How Memory Minder Kits can help you connect with your loved one
When your loved one is experiencing memory loss, you put a lot of effort into providing the best care you can give.
Interacting with a loved one who has Alzheimer's can be challenging in some cases, especially as the condition evolves over time. Activities that were once fun and comprehensible for your loved one may become confusing and uninteresting a few months later. It can become harder to hold a conversation as Alzheimer's progresses into its later stages, where word recall and comprehension diminish significantly.
Sunrise of Roseville, MN, recently partnered with local senior living communities and their local library to develop memory minder kits, aimed to help families better connect with loved ones. These kits are available for caregivers to check out like they would a library book so they can access these valuable resources at home.
What is a Memory Minder Kit?
These kits are specifically curated to help improve interactions between people with Alzheimer's and their loved ones. Each kit includes activities that can inspire conversation, assist with memory recall and provide entertainment.
The kits are tailored to different stages of memory loss, offering guidance to caregivers and taking the guesswork out of finding a suitable recreation for their loved one. For example:
- High Activity Level kits are designed for those with early-stage memory loss. These are people who can understand the concept and goals of the activities they're doing. They may need cues from time to time to stay on track, but they're able to respond to those signals. To determine if this is the level for your loved, at this stage, they should still be able to mostly dress themselves, even if thy need help with some details on occasion.
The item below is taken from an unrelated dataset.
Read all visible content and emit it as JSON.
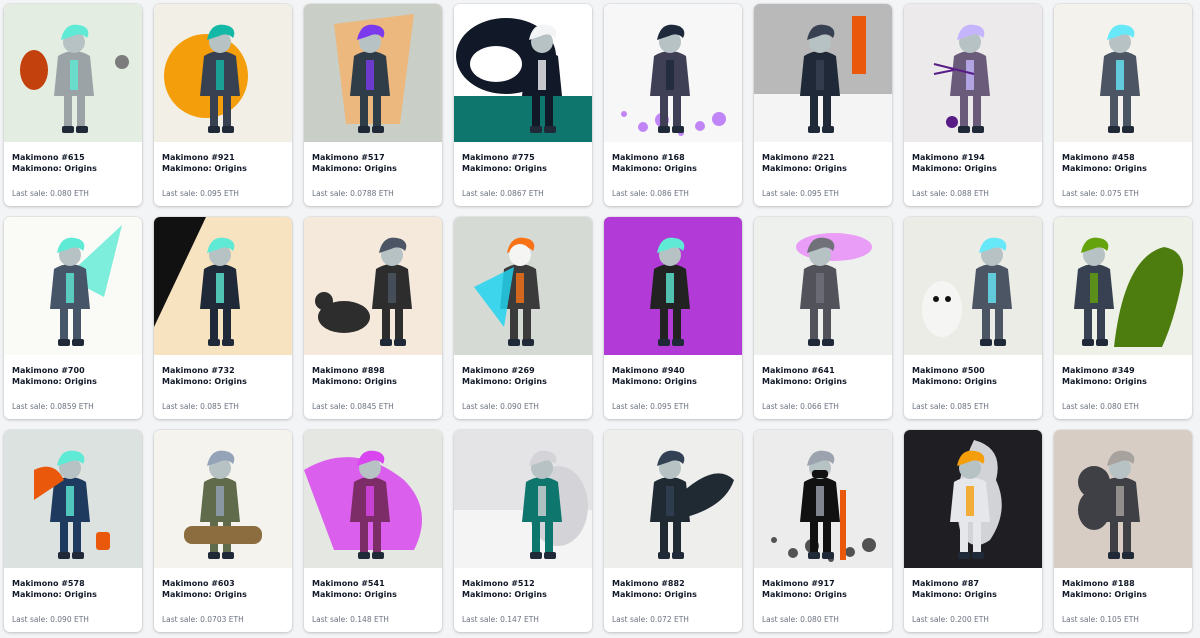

- Middle Activity Level kits are for people with mid-grade memory loss. They're unable to understand the goals of the tasks in the kit, but they can follow steps provided to them to get games and projects completed. They'll need guidance for each stage of the task. Those with moderate Alzheimer's are still physically able to dress themselves, but they need help to get the basics.
- Low Activity Level kits are made for people who have late-stage memory loss. Caregivers will need to physically assist their loved ones with the tasks in these kits. At this stage, they will be unable to dress themselves at all.
Each kit contains:
- An interactive activity appropriate for the person's stage. These may include puzzles, games or conversation cards.
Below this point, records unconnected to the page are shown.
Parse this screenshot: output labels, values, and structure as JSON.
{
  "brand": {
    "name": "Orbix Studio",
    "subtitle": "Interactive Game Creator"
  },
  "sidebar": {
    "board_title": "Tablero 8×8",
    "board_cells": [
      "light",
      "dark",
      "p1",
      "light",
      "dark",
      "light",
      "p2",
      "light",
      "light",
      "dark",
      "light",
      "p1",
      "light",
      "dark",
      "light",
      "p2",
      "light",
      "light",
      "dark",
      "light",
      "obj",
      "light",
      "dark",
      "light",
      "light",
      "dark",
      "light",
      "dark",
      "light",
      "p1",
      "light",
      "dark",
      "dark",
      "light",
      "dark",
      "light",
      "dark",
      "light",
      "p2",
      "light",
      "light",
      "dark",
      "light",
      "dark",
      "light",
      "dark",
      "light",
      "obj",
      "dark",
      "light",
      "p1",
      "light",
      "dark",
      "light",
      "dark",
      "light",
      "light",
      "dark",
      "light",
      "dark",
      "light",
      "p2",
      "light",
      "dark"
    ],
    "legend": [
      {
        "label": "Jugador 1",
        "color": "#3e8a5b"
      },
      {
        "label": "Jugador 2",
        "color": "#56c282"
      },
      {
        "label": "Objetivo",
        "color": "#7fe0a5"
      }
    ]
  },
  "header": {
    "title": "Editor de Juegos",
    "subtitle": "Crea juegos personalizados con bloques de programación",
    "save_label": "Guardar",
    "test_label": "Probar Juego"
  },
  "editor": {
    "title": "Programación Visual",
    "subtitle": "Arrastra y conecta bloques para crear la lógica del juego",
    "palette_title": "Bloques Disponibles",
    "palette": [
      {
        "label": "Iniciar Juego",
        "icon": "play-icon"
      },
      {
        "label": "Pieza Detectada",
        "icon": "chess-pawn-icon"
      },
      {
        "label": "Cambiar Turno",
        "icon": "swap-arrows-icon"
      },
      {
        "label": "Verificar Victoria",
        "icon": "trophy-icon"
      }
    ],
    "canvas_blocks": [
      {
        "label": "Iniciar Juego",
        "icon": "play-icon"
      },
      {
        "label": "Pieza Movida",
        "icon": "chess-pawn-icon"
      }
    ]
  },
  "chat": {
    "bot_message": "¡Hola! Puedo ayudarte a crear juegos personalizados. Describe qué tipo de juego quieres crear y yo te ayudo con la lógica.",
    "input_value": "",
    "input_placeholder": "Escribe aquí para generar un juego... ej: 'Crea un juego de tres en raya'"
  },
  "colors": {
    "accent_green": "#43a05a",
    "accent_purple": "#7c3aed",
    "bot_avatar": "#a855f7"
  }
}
- A colorful, illustrated book designed for people with memory loss.
- A CD with calming music to help with memory recollection and soothing your loved one.
- The book "A Caregiver's Guide to Dementia" by Laura Gitlin, to help you navigate the behaviors and actions your loved one may display with Alzheimer's.
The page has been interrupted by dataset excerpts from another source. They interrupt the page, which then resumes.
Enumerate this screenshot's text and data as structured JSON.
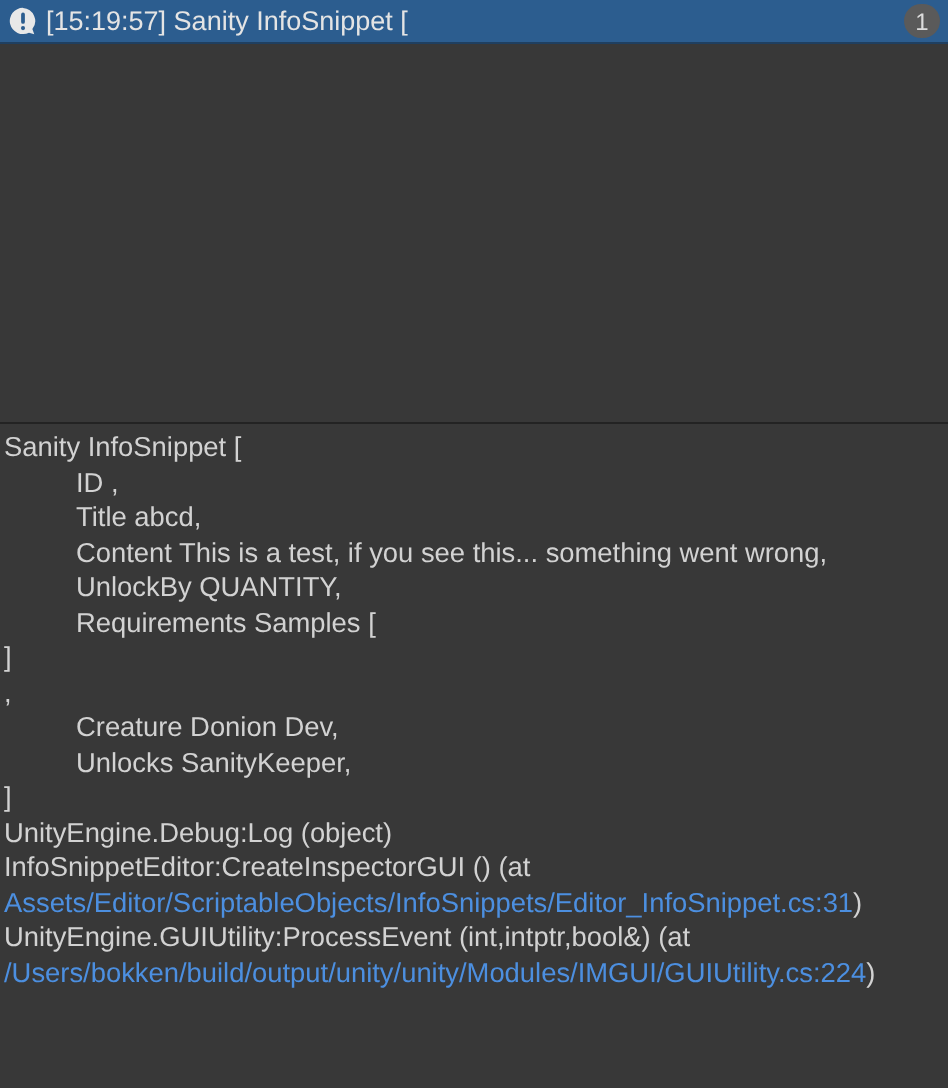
{
  "log_entries": [
    {
      "message": "[15:19:57] Sanity InfoSnippet [",
      "count": "1",
      "selected": true
    }
  ],
  "details": [
    {
      "kind": "text",
      "text": "Sanity InfoSnippet [",
      "indented": false
    },
    {
      "kind": "text",
      "text": "ID ,",
      "indented": true
    },
    {
      "kind": "text",
      "text": "Title abcd,",
      "indented": true
    },
    {
      "kind": "text",
      "text": "Content This is a test, if you see this... something went wrong,",
      "indented": true
    },
    {
      "kind": "text",
      "text": "UnlockBy QUANTITY,",
      "indented": true
    },
    {
      "kind": "text",
      "text": "Requirements Samples [",
      "indented": true
    },
    {
      "kind": "text",
      "text": "]",
      "indented": false
    },
    {
      "kind": "text",
      "text": ",",
      "indented": false
    },
    {
      "kind": "text",
      "text": "Creature Donion Dev,",
      "indented": true
    },
    {
      "kind": "text",
      "text": "Unlocks SanityKeeper,",
      "indented": true
    },
    {
      "kind": "text",
      "text": "]",
      "indented": false
    },
    {
      "kind": "text",
      "text": "UnityEngine.Debug:Log (object)",
      "indented": false
    },
    {
      "kind": "text",
      "text": "InfoSnippetEditor:CreateInspectorGUI () (at",
      "indented": false
    },
    {
      "kind": "link",
      "link": "Assets/Editor/ScriptableObjects/InfoSnippets/Editor_InfoSnippet.cs:31",
      "suffix": ")"
    },
    {
      "kind": "text",
      "text": "UnityEngine.GUIUtility:ProcessEvent (int,intptr,bool&) (at",
      "indented": false
    },
    {
      "kind": "link",
      "link": "/Users/bokken/build/output/unity/unity/Modules/IMGUI/GUIUtility.cs:224",
      "suffix": ")"
    }
  ]
}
- Tips and resource lists for caregivers to find more information on supporting a loved one living with dementia.
The goal with these materials is to make it easier for family members to interact with their loved ones with memory loss, keeping them engaged and comfortable while providing valuable stimulation that can help slow the effects of the disease.
Activities that may help
While there is no cure for Alzheimer's, some activities may help make the people living with the condition more alert and engaged. Puzzles and games that require people to think and focus can help hold their attention. This can help spark memories or keep them more present in conversations with their loved ones. Doing activities with people who have Alzheimer's will also help them feel connected with you, which can improve their moods.
As AARP reports, these kind of actions will not stop memory loss from occurring, but it can greatly improve the quality of life for people who have it. Especially in middle and early stages, though your loved one may not be able to remember everything, they will be able to recall some things. Use programs like those found in the Memory Minder Kits to help you stay connected to your loved one, so when they do remember, they're recalling fond moments they get to share with you.